Se puso de pie con dificultad producto de la embriaguez, mientras tanto tapaban la jaula de Pelayo y se lo llevaban a la cocina. Mi amigo sacó de su abrigo su último escrito y me lo acercó.

-Me voy, tengo que cumplir con la Negra. Se que te gustaría si la conocieras como la conozco yo, es bella, tan bella como fría e injuriable. Me habla solo a mí. Tal vez para ti sea solo una sonrisa blanca con líneas fluorescentes…

-La gata del país de las maravillas, quédate no es necesario ir afuera, no cruces la cortina.

Dejó el dinero de la cuenta sobre el texto y se fue esquivando a los parroquianos taciturnos. Sentí la puerta que lo succionaba todo de una exhalación. El humo y el ruido del local lo hacían todo más confuso. Fue un instante en que todo cambió de posición.

Esperé durante un rato apoyado en el vaso, mientras escuchaba la conversación de las mesas de al lado, las cuales no entendía mucho por el ruido interno que me alejaba del exterior, del bullicio del boliche. Mire al espejo de enfrente y lo vi en el reflejo junto a mí, al mirar a mi lado no estaba, pero permaneció en el espejo como su poema del ojo. Es solo una ilusión, pensé. A continuación para dejar de verlo, tome el papel de la mesa, lo desdoblé y lo leí.

Será una prueba también a nuestro favor.
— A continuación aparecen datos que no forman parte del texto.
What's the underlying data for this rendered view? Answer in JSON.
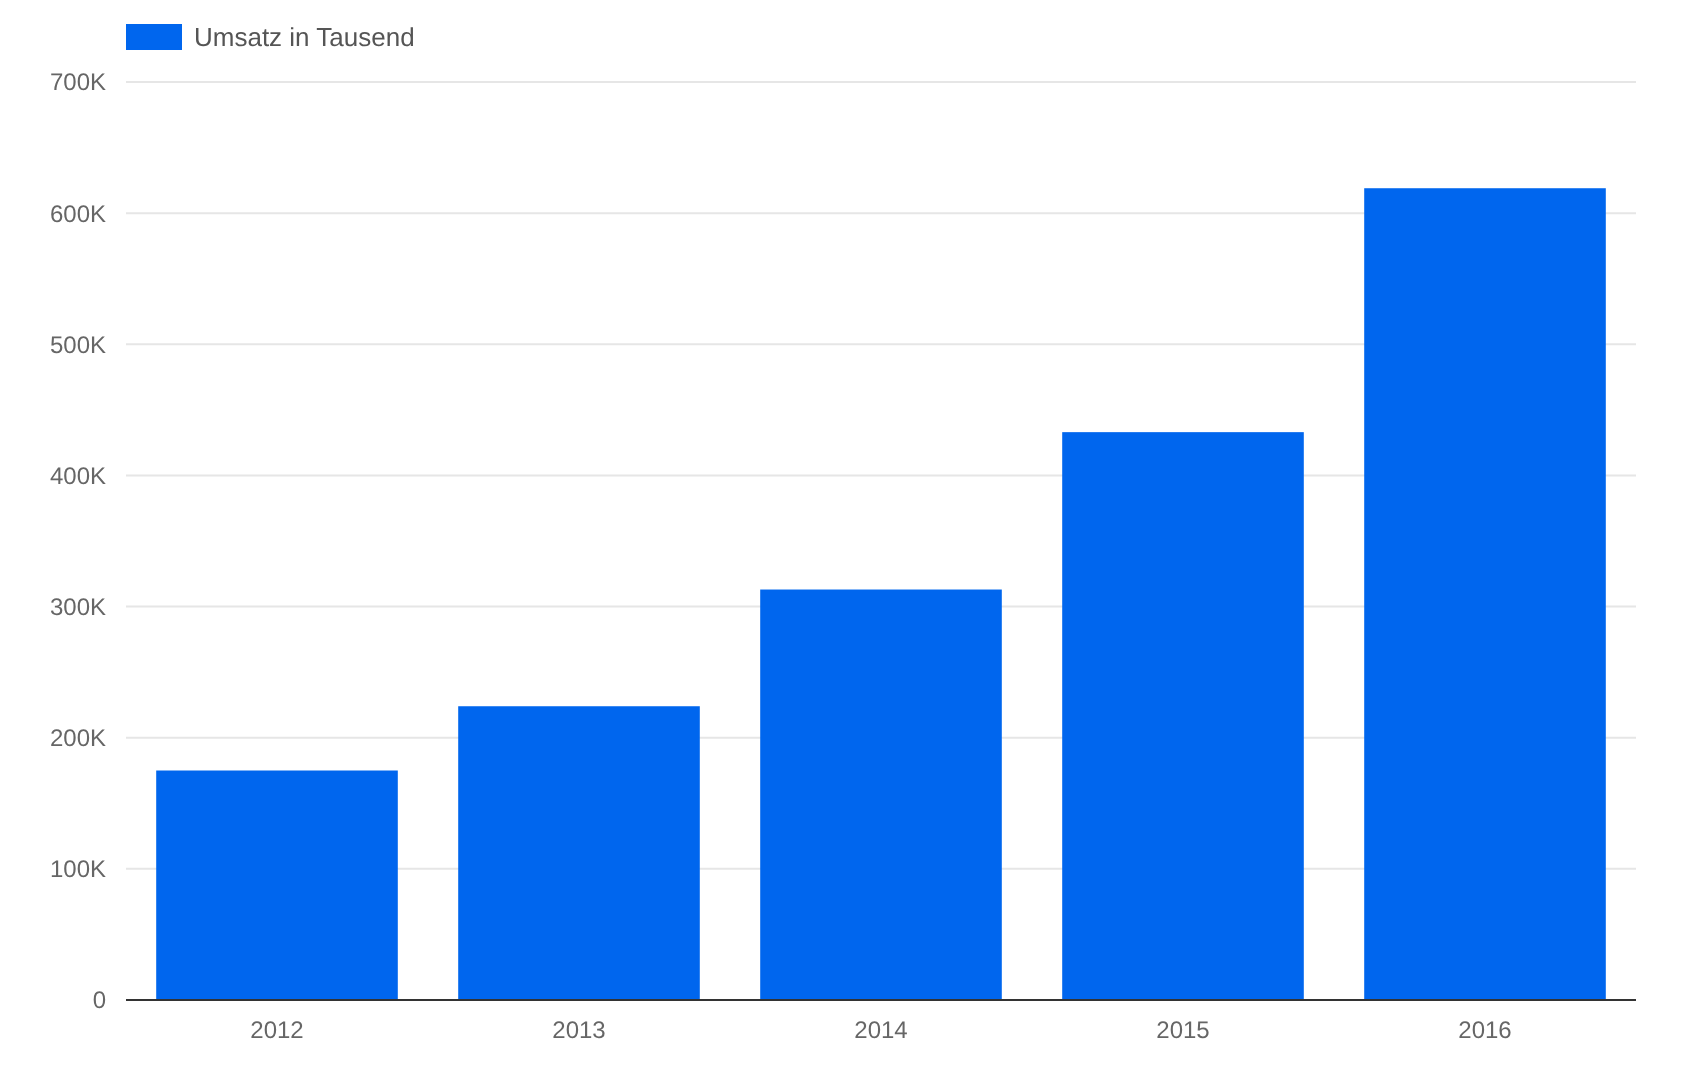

No quedará ninguna bebida ni drogas convencionales
En la soledad absoluta, las multitudes parecen acercarse
Física y explícitamente aplastantes
Alba ternura de leales Camelias
Cuando una torre construida
Bajo las últimas hojas del extrañamiento
Y la urgente obra periférica de Babel
Confunda el futuro con un ceremonioso
Desentierro de la vida
Las estrellas cuando mueren se transforman en cometas.
Hasta que se apaga su luz.
El pasado encanta y nos encantamos viviendo la tristeza irracional
eso es el ser, la nada y el tiempo.
Al despertar,
volver a enfrentar la montaña.

Las farolas seguían generando estrellas fugaces con alas. Me sentí borracho, culpable de mi destino, todas las personas en el lugar tenían su mirada, los mismos ojos acechantes, y yo también tenía la mirada torva. Éramos personajes, reflejos de la casa de los espejos.
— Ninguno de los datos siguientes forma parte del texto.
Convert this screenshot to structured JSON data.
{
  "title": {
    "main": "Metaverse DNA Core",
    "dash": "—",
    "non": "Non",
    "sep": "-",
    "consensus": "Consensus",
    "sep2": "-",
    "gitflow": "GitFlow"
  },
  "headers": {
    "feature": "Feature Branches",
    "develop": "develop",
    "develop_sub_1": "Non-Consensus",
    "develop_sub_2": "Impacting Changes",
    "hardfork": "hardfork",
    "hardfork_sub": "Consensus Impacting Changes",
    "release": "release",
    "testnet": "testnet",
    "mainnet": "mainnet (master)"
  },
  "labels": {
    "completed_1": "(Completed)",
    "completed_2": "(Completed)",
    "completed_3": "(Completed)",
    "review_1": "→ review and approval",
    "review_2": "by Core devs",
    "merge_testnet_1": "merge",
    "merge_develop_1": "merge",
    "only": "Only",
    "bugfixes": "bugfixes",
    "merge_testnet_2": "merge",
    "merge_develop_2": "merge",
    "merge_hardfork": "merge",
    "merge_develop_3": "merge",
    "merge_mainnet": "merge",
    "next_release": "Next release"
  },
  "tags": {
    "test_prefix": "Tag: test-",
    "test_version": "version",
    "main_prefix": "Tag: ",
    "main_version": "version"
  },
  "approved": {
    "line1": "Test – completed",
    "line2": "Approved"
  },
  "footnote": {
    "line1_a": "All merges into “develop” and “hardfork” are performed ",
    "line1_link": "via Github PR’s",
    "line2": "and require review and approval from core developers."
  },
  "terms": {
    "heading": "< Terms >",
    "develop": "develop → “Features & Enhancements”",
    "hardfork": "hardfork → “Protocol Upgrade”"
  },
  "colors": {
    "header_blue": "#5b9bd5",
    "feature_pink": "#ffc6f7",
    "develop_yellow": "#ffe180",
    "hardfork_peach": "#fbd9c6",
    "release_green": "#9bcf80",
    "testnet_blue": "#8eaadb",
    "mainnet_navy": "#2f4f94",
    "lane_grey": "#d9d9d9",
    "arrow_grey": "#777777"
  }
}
Me levanté de la mesa con un mal presagio, y con dificultad llegué a la caja para pagar entre interrupciones y conversaciones que nunca escuché. No les presté atención porque estaba reducido, fatigado como en un pesado sueño del cual no se puede salir. Una vez que crucé la cortina, en el exterior, paulatinamente fui perdiendo la embriaguez lo cual me hizo buscarlo, no soportaría los remordimientos si le llegase a pasar algo y no hubiese intentado salvarlo.

Caminé primero y luego corrí hasta verlo caminando por la calle Santa María. Mi mente estaba creando situaciones vertiginosas, terroríficas, la noche estaba cubierta de neblina y comenzaba a llover, árboles desnudos de extrañas formas me atemorizaban, los faroles buscaban afanosamente mi cara. Pensé en irme, tenía miedo, pero continué siguiéndolo hasta encontrarlo. Lo cogí del brazo en la subida del puente para detenerlo, se zafó y corrió hacia la cima del puente Racamalac, también subí hasta alcanzarlo. En el punto más alto del arcoíris de hormigón volamos atravesando el umbral para salvarnos.

image host
Nicolás Cisternas Mar © 2025

Al amanecer en la orilla del río, nuestras manos aferradas al cuaderno. Dentro de los curiosos que se asomaron por el puente, un vecino lo reconoce y lamenta la pérdida del poeta. Otro le rebate diciéndole que es el borrachito del Galindo. Y un tercero, les dice que son la misma persona. Estaba enfermo, deliraba diciendo que era poeta. Yo creo que no es quien ustedes dicen que es. Al alba lo vi pasar por la esquina con su madre como de costumbre.

Mientras íbamos subiendo sentimos el viento abriendo las nubes, dejando entrar el sol, iluminando a niños pequeños que cantan mientras bailan una ronda, tomados de las manos, en el parque forestal. La canción y el parque van desvaneciéndose a medida que subimos, hasta desaparecer.

Lindo, lindo, lindo día, a comenzar con energía,
lindo, lindo, lindo día, a disfrutar de la vida.
lindo, lindo, lindo día…

Dedicado a mi amigo Sergio Torres Muñoz.